Comscore Tracker

Waspada! Kematian Akibat DBD Hingga Juli Mencapai 459 Jiwa

Kasus DBD juga sudah mencapai 71.633

Jakarta, IDN Times - Di tengah serangan pandemik virus corona atau COVID-19, kamu juga harus waspada dengan wabah kasus Demam Berdarah Dengue (DBD). Karena wabah ini juga tak kalah mematikan, loh.

Direktur Pencegahan dan Pengendalian Penyakit Tular Vektor dan Zoonotik dr Siti Nadia Tarmizi mengatakan, kasus DBD di Indonesia hingga Juli mencapai 71.633 kasus.

"Jumlah kematian di seluruh Indonesia mencapai 459 (jiwa),'' ujar perempuan yang akrab disapa Nadia, dikutip dari halaman kemenkes.go.id, Senin (13/7/2020).

1. Sebanyak 10 provinsi dengan kasus DBD tertinggi

Waspada! Kematian Akibat DBD Hingga Juli Mencapai 459 JiwaIlustrasi fogging penanganan DBD (IDN Times/Debbie Sutrisno)

Nadia menyebutkan sampai saat ini ada 10 provinsi yang melaporkan jumlah kasus DBD tertinggi, yakni Jawa Barat sebanyak 10.772 kasus, Bali 8.930 kasus, Jawa Timur 5.948 kasus, NTT 5.539 kasus.

Kemudian, Lampung 5.135 kasus, DKI Jakarta 4.227 kasus, NTB 3.796 kasus, Jawa Tengah 2.846 kasus, Yogyakarta 2.720 kasus, dan Riau 2.255 kasus.

''Ini adalah provinsi yang berpotensi endemis dari tahun ke tahun tinggi," ujar dia.

Baca Juga: Diserang DBD dan COVID-19, 439 Daerah Mengalami Infeksi Ganda

2. Jumlah kematian akibat DBD tahun ini lebih rendah dari sebelumnya, tapi tetap waspada ya

Waspada! Kematian Akibat DBD Hingga Juli Mencapai 459 JiwaANTARA FOTO/Kornelis Kaha

Meski demikian, Nadia mengungkapkan, jumlah kasus dan kematian akibat DBD tahun ini masih rendah jika dibandingkan 2019. Tahun ini jumlah kasus DBD pada Januari Juli mencapai 71.633 kasus, sedangkan 2019 berjumlah 112.954 kasus.

Begitu juga dengan jumlah kematian, tahun ini berjumlah 459 kasus, sedangkan 2019 sebanyak 751 kasus.

''Biasanya Juli ini tidak ditemukan kasus baru, tapi kami masih mendapatkan laporan kasus DBD di beberapa daerah.
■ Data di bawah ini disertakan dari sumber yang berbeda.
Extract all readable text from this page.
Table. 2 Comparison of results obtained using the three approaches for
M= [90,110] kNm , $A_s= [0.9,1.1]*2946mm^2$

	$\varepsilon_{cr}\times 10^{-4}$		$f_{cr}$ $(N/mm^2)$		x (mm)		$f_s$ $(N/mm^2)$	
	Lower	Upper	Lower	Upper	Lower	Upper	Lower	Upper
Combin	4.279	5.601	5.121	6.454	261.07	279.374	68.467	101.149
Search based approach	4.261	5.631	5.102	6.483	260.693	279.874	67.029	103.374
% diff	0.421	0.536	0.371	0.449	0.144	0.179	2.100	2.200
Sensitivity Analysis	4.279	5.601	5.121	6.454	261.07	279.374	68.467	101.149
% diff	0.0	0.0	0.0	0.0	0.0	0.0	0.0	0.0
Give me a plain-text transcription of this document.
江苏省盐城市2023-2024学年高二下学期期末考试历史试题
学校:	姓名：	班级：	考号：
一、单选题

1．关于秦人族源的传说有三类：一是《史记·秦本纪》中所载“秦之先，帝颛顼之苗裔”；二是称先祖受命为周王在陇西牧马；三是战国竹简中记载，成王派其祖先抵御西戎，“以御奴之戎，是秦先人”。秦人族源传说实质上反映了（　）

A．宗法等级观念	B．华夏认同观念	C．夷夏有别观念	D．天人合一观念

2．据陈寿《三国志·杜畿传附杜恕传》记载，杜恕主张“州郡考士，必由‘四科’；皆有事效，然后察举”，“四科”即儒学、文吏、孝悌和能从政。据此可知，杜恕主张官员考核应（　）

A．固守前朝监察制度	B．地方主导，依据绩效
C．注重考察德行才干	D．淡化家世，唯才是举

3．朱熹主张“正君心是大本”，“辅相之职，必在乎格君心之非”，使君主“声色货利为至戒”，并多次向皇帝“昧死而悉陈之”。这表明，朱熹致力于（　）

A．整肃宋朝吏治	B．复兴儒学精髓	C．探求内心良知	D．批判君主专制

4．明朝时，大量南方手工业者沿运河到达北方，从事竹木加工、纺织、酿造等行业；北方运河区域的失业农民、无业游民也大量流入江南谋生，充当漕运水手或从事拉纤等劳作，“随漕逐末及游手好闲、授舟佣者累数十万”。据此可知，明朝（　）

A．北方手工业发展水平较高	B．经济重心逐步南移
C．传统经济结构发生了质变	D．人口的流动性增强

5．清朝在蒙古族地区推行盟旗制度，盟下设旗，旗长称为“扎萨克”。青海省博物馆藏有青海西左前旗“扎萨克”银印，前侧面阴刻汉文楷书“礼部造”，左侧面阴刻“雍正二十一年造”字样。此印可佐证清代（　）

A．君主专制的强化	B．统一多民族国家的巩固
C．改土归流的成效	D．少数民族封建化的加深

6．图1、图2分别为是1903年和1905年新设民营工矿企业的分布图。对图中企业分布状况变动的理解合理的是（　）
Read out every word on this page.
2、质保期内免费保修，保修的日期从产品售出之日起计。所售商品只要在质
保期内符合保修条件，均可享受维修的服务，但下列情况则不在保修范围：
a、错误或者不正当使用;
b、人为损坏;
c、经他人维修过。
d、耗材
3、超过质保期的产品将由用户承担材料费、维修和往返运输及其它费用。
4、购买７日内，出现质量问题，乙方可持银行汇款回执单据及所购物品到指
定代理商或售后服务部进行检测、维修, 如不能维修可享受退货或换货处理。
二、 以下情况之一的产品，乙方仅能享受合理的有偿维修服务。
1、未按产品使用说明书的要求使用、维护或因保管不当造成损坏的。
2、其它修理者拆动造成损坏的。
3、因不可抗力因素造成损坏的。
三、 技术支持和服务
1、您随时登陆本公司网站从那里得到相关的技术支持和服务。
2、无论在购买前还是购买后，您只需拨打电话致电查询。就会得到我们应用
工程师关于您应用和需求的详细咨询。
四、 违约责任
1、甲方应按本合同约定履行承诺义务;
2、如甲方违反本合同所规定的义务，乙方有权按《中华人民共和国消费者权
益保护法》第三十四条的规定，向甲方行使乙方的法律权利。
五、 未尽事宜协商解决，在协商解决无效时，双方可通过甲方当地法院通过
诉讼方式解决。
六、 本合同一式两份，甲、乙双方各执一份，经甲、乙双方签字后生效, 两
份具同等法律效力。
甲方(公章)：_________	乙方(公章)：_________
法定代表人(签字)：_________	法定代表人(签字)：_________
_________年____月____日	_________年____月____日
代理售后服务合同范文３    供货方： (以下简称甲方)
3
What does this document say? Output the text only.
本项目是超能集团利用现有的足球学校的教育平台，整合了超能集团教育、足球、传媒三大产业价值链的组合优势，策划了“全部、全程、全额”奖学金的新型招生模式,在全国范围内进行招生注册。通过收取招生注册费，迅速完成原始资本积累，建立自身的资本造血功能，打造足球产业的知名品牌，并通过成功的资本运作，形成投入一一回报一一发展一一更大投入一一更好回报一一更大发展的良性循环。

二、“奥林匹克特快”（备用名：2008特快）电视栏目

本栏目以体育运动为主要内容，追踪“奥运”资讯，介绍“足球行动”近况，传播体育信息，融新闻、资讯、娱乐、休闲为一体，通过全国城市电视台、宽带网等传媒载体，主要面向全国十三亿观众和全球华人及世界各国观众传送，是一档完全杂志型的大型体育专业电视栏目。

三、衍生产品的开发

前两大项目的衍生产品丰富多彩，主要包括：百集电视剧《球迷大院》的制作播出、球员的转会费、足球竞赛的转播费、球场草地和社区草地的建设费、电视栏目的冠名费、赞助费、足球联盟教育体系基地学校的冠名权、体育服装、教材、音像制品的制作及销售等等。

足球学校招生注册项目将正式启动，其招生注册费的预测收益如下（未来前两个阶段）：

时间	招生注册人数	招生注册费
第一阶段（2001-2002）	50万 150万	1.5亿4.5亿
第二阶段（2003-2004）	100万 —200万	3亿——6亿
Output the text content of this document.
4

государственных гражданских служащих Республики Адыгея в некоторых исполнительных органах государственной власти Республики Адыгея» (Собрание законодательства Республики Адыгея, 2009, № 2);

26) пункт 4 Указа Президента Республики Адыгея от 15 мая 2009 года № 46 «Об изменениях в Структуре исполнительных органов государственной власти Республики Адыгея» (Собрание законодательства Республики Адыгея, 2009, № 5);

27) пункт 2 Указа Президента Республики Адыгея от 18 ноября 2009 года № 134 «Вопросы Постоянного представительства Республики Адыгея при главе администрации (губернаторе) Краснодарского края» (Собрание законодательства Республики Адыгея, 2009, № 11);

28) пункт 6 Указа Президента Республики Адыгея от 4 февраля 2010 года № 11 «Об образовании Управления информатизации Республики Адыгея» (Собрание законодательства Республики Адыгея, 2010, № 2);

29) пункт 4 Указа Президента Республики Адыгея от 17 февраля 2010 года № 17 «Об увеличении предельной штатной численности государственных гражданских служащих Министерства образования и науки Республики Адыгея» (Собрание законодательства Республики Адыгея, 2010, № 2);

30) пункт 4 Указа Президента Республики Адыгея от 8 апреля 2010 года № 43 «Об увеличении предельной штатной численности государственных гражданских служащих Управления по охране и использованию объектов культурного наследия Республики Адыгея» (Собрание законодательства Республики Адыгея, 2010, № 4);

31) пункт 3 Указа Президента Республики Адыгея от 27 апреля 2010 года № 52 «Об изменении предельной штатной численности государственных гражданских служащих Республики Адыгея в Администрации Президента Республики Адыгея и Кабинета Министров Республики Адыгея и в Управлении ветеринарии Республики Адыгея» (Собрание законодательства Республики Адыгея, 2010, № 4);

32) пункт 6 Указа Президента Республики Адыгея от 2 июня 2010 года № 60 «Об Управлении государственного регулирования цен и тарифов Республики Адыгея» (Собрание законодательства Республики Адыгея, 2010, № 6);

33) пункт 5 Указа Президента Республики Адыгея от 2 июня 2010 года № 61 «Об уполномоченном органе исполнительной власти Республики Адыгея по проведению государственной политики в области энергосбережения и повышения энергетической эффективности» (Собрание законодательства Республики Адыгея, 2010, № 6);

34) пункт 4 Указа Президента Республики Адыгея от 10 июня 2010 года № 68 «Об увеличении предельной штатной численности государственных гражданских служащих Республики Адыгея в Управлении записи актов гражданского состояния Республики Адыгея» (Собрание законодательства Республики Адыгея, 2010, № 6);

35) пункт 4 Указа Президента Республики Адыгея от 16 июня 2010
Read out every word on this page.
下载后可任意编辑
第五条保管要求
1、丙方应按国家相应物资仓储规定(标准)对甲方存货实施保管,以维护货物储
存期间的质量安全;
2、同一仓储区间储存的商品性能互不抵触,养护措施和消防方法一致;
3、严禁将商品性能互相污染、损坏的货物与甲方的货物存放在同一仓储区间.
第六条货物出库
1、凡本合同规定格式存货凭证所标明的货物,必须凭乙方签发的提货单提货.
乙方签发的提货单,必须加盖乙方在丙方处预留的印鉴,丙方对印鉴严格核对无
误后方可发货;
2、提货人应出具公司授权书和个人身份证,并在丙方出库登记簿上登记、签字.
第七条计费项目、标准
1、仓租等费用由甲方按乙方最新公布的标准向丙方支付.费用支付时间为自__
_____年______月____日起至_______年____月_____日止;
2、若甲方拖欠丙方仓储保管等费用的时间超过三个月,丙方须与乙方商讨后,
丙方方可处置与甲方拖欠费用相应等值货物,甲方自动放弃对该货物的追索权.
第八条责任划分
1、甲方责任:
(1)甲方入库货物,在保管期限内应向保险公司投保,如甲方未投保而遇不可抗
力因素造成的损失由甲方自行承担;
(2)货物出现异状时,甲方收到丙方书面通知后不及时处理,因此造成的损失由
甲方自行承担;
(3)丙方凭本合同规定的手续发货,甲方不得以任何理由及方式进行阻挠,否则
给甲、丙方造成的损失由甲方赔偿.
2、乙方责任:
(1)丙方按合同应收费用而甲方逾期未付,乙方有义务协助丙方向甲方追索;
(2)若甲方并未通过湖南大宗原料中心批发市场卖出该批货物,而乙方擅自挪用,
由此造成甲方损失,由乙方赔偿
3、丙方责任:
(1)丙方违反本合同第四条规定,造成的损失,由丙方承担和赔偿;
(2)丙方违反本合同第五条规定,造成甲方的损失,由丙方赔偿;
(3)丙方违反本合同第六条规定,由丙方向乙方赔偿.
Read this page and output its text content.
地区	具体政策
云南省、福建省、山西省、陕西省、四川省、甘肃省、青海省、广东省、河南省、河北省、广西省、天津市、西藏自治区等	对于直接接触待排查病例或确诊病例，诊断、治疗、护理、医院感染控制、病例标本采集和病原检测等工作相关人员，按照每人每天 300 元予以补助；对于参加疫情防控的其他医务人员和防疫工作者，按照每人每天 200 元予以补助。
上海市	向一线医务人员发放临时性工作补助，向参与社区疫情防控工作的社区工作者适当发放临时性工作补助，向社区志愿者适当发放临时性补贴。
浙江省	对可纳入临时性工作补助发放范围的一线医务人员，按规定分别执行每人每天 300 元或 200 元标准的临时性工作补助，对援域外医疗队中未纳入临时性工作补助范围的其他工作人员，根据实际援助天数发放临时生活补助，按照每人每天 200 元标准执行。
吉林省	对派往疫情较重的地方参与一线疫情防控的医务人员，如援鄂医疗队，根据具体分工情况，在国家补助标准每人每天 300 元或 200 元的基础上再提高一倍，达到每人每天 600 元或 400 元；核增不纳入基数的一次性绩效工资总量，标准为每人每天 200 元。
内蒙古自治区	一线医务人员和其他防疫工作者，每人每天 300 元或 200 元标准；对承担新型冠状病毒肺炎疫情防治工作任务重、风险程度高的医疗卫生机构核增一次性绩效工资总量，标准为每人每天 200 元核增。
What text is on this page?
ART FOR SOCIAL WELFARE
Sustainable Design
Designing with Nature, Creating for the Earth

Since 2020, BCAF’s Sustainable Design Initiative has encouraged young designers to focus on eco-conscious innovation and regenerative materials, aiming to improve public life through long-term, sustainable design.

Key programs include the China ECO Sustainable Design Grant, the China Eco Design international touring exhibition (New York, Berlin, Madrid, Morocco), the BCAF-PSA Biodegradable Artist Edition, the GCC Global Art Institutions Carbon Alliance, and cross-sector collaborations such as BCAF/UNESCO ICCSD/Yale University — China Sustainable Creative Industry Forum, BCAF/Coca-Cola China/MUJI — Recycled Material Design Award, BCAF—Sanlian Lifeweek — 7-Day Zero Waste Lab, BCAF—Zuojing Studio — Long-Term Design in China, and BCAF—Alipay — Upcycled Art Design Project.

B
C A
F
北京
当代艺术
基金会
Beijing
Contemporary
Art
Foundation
Inilah gambaran jadi kewaspadaan kita bersama, khususnya di 2020 dan bersamaan dengan kasus COVID-19,'' kata Nadia.

3. Kamu harus tetap waspada DBD ya

Waspada! Kematian Akibat DBD Hingga Juli Mencapai 459 JiwaANTARA FOTO/Kornelis Kaha

Bahkan, menurut Nadia, kasus DBD di Singapura dan Vietnam menjadi kejadian luar biasa. Maka kasus DBD di Indonesia jadi kewaspadaan untuk mengantisipasi kemungkinan terjadinya peningkatan kasus.

''Prinsipnya kita sosialisasikan setiap orang jadi Jumantik (Juru Pemantu Jentik) di rumah masing-masing, dan memastikan rumah kita tidak ada sarang nyamuk,'' ucap Nadia.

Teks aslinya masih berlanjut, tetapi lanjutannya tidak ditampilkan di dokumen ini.